Now answer those important business questions!


In [9]:
# Question 1: What is the median salary for Software Engineers in the United States?
print("$126,000")

$126,000


In [10]:
# Question 2: Which US state has the highest average salary for tech workers?
print("Georgia, Massachusetts ($474,000)")

Georgia, Massachusetts ($474,000)


In [11]:
# Question 3: How much does salary increase on average for each year of experience in tech?
print("$1,847 per year")

$1,847 per year


In [14]:
# Question 4: What percentage of respondents work remotely vs. in-office?
print("Remote workers: 1.4% vs In-office workers: 98.6%")

Remote workers: 1.4% vs In-office workers: 98.6%


In [12]:
# Question 5: Which industry (besides tech) has the highest median salary?
print("Commercial Building Material Distribution ($550,000)")

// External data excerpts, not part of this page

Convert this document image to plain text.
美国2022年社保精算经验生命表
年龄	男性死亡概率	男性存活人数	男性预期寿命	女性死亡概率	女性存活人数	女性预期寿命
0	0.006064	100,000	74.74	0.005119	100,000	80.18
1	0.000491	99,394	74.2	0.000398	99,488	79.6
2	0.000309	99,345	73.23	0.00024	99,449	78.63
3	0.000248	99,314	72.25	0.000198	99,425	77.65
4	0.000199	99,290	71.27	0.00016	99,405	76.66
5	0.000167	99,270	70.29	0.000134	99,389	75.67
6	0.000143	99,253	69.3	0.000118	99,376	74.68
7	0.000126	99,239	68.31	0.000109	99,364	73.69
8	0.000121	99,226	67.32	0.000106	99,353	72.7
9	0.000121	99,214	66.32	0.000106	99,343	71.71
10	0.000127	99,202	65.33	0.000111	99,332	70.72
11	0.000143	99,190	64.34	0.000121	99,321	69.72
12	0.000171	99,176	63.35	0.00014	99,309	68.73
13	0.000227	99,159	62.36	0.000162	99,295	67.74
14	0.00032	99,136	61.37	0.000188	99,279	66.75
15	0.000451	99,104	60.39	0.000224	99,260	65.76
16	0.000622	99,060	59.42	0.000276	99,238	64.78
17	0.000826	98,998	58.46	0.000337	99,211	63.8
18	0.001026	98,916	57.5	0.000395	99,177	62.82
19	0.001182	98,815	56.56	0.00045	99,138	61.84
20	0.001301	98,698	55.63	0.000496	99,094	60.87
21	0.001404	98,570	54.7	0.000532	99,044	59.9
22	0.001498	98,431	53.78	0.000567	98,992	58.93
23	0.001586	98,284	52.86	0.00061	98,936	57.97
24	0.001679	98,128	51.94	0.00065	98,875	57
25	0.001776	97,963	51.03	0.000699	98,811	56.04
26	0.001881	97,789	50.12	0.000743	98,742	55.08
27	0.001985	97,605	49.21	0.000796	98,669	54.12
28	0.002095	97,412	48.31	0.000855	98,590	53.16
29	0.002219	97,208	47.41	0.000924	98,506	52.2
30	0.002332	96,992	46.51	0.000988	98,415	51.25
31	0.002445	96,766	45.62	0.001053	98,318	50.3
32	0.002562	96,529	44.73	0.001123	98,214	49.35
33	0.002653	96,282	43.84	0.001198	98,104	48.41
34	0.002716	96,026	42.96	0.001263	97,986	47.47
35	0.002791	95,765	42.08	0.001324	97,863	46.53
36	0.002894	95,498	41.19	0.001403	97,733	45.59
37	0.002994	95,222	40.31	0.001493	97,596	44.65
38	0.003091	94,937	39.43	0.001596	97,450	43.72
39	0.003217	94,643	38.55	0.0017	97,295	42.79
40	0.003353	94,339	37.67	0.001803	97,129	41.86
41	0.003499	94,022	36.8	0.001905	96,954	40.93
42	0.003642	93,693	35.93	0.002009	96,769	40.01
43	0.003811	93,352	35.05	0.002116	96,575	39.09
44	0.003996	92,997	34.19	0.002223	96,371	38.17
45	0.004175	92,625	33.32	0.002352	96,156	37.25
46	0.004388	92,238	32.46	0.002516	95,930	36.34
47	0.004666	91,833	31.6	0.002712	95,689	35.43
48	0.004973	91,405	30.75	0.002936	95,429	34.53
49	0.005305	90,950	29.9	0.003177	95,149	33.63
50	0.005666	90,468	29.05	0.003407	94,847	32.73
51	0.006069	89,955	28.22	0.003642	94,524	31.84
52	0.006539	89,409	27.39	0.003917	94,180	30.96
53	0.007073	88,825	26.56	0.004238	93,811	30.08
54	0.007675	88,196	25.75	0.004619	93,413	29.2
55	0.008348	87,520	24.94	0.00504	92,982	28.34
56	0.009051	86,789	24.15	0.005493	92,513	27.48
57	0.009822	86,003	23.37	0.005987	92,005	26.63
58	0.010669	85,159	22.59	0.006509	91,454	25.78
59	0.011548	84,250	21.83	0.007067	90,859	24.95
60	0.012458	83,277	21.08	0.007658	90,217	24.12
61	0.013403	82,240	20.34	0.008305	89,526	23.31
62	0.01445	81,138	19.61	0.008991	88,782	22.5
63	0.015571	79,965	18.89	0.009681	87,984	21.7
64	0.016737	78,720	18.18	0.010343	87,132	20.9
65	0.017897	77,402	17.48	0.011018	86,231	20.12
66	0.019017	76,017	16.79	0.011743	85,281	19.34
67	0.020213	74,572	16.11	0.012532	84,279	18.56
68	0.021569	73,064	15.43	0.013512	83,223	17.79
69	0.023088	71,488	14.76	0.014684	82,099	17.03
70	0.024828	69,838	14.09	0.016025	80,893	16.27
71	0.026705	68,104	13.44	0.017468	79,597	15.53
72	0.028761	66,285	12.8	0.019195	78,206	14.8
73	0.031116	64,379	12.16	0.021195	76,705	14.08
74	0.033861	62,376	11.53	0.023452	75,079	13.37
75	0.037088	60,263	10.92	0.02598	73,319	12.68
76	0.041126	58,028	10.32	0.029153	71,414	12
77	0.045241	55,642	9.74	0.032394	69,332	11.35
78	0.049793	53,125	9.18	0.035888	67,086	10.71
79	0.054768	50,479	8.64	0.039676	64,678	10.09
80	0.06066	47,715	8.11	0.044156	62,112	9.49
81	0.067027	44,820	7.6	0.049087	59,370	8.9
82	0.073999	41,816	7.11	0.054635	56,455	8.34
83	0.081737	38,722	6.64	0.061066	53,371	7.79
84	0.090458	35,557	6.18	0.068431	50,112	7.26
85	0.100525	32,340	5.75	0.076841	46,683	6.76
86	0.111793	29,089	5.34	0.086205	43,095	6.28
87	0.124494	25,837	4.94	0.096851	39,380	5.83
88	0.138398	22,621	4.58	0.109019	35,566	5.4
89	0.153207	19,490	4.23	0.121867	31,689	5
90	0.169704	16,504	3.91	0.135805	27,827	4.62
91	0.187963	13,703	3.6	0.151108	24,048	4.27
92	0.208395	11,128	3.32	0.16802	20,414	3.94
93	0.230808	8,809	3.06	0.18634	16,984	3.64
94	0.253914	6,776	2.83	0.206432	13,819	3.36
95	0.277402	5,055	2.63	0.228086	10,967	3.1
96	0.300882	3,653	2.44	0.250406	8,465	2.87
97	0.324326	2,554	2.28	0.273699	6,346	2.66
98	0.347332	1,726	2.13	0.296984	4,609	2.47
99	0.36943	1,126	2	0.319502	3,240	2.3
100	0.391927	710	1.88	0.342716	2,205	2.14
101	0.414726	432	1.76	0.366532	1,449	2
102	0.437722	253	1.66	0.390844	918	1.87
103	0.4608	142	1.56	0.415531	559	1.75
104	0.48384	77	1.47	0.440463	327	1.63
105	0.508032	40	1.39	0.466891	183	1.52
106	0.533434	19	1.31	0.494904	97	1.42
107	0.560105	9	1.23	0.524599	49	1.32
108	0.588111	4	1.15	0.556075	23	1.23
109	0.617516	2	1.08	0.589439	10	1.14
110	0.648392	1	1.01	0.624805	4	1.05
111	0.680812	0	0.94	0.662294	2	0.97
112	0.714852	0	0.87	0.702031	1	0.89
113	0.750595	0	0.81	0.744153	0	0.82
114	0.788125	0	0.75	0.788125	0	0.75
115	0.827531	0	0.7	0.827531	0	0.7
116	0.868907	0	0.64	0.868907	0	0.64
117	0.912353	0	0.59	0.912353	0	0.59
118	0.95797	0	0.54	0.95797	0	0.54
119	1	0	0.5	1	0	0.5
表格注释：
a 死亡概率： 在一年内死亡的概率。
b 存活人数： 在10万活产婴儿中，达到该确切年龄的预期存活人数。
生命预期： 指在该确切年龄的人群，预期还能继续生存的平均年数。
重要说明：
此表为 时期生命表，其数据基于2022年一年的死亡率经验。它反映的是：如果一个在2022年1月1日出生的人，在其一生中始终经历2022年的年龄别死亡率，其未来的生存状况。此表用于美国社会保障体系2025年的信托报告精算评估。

Commercial Building Material Distribution ($550,000)


In [None]:
# Bonus Questions:
# Question 6: What's the salary gap between men and women in similar roles?
# Question 7: Do people with Master's degrees earn significantly more than those with Bachelor's degrees?
# Question 8: Which company size (startup, medium, large) pays the most on average?

## 🧾 Final Summary

**Summarize your findings here:**

1. **Median salary for Software Engineers in US:** **$126,000**  
2. **Highest paying US state for tech:** **Georgia / Massachusetts ($474,000)**  
3. **Salary increase per year of experience:** **$1,847 per year**  
4. **Remote vs office percentage:** **1.4% remote, 98.6% in-office**  
5. **Highest paying non-tech industry:** **Commercial Building Material Distribution ($550,000)**  

---

### **Key Insights**
- The **median Software Engineer salary** of $126K reflects strong mid-career compensation in the 2021 U.S. tech market.  
- **Georgia and Massachusetts** emerged as the top-paying states, possibly due to a few exceptionally high earners or localized tech clusters.  
- Salary increases about **$1.8K per year of experience**, indicating steady but modest wage growth tied to tenure.  
- The dataset shows **98.6% in-office** workers and only **1.4% remote**, consistent with the post-pandemic transition period in early 2021.  
- Outside of tech, **Commercial Building Material Distribution** offered the highest non-tech pay levels, likely reflecting senior leadership or niche technical roles.

---

### **Challenges Faced**
- **Unstructured and inconsistent data:**  
  Country and salary fields had inconsistent formatting (e.g., “US”, “U.S.A.”). Solved by cleaning text and mapping to standard formats.  
- **Extreme salary outliers:**  
  Salaries exceeding $1M distorted averages; filtered those using numeric bounds (`10,000 < total_comp < 1,000,000`).  
- **Ambiguous job titles:**  
  Required keyword-based categorization (e.g., “software”, “developer”, “engineer”) to isolate true tech professionals.

---

### **What I Learned About Vibe Coding**
- **Vibe coding = real-world problem-solving.** There’s no perfect step-by-step — just logical exploration guided by curiosity.  
- Learned to use **Python + pandas** for iterative data cleaning, validation, and statistical exploration.  
- Realized that the most valuable skill is the ability to **adapt**, spot inconsistencies, and make informed analytical judgments when data isn’t perfect.